Hello,
I'm working on a hobby project (something like a really fancy timer). The thing will be powered mostly from the grid, but when necessary I should be able to unplug it and use it on internal power. My plan is to use a rechargeable NiMH 9V battery, that is being kept topped off by a trickle charger when the thingy is plugged in (that would be, like, over 95% of the time).

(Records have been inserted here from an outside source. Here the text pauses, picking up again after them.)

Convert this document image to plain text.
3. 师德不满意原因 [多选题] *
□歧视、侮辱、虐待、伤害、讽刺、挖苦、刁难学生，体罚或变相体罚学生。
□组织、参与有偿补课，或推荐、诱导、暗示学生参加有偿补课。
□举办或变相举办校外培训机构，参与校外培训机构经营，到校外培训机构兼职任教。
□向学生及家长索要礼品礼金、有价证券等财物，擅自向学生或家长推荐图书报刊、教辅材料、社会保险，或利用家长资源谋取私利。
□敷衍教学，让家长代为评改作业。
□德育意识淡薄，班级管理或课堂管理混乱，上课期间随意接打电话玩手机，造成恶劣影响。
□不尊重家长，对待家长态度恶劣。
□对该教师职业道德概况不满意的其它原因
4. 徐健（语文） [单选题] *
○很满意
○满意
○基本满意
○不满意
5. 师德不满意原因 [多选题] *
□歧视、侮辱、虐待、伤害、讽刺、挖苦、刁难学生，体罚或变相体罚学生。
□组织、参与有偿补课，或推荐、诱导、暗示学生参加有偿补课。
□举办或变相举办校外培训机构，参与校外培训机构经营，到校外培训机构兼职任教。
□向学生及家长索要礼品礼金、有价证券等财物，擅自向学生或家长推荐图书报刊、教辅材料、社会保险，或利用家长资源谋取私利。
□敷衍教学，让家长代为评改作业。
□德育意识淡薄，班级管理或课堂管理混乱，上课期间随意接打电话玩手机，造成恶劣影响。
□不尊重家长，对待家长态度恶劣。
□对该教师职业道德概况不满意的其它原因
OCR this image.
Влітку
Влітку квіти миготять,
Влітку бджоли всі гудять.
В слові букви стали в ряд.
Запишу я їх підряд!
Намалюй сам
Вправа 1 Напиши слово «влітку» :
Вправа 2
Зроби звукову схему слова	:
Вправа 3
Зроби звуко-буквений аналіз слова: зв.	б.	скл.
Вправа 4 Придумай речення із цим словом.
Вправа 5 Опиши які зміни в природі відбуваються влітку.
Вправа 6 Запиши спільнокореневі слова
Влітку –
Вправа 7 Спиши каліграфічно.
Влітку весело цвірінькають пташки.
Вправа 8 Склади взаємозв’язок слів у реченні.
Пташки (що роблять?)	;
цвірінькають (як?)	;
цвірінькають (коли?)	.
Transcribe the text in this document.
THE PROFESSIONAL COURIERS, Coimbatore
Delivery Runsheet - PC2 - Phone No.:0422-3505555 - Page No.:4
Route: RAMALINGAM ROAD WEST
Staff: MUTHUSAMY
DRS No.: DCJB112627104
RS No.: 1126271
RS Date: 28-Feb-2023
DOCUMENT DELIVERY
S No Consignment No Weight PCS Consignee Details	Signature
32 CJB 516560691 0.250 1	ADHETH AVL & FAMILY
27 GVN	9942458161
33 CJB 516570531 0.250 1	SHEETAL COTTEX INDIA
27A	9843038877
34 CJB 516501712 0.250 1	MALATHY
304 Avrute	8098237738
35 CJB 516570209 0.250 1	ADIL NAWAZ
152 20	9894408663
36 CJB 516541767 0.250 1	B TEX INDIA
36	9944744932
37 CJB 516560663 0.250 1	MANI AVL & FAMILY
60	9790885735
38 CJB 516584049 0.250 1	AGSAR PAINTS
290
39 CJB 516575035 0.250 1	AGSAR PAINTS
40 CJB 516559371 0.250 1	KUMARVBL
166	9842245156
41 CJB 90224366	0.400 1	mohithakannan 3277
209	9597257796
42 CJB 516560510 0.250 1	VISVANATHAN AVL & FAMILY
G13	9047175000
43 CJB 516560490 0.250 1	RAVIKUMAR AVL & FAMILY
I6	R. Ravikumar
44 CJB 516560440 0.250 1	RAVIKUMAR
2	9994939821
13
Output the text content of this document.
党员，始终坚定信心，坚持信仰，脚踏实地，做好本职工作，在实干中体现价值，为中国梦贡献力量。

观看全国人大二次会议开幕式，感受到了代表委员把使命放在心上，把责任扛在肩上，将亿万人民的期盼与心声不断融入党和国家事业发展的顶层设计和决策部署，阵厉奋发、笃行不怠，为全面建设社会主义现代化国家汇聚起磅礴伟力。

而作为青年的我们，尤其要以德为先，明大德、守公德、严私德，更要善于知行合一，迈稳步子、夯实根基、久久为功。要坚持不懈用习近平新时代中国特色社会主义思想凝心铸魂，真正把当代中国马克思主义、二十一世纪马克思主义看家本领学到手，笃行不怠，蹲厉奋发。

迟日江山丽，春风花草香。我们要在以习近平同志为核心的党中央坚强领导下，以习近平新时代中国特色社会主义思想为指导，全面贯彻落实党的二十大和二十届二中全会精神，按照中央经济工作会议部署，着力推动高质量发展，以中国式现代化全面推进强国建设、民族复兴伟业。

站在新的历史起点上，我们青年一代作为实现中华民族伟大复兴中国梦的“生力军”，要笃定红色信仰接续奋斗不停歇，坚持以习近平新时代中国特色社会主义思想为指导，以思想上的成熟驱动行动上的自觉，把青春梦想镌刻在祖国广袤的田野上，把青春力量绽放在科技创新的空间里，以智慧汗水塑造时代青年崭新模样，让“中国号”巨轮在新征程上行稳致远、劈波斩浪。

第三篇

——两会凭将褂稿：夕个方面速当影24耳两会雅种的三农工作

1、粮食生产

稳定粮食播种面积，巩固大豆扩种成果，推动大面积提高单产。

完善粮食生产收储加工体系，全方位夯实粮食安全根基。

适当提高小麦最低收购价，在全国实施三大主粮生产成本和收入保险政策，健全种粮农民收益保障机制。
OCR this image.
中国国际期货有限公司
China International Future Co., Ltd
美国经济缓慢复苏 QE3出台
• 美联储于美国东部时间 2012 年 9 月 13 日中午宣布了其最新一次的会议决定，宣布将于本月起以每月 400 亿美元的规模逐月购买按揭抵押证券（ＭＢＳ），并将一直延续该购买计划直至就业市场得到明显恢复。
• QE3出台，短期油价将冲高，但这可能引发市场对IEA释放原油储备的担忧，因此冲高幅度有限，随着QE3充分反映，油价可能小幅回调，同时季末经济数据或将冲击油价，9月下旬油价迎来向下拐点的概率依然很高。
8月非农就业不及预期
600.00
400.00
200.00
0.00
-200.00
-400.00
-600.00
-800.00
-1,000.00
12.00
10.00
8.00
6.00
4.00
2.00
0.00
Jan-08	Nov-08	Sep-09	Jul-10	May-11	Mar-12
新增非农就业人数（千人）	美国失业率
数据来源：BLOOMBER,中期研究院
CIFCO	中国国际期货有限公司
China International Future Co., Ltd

I don't have any practical experience with building battery chargers. So, if I'm making wrong assumptions somewhere, please let me know. Here is my plan and line of reasoning:
Let say I use a 12V DC external power supply, and charge the battery through the simplest possible trickle charger I could come up with - a
1 diode and 1 resistor circuit (no need for diagram here). A NiMH battery, according to Wikipedia should have about 30%/month self- discharge rate. For an arithmetically-challenged person like me this means that a 150mAh battery (seems pretty typical for a 9V NiMH) will have about 0.07mA self discharge current. Leaving some margin, something like 0.3 to 0.5 mAh trickle charging current should keep the battery nicely topped off. With 12V and a fully charged 9V battery and taking off a 0.7V voltage drop over the diode I'll have 2.3V voltage difference. This means that the resistor should be in the 5-10k range. That is ignoring the internal resistance of the battery (which I don't have a clue about, but it should be insignificant compared to the resistor).Do you see any problems with this? Will that thing be safe, or it will explode in a spectacular fireball after couple of hours? Do you have a better idea for building the charger, that is not too complex?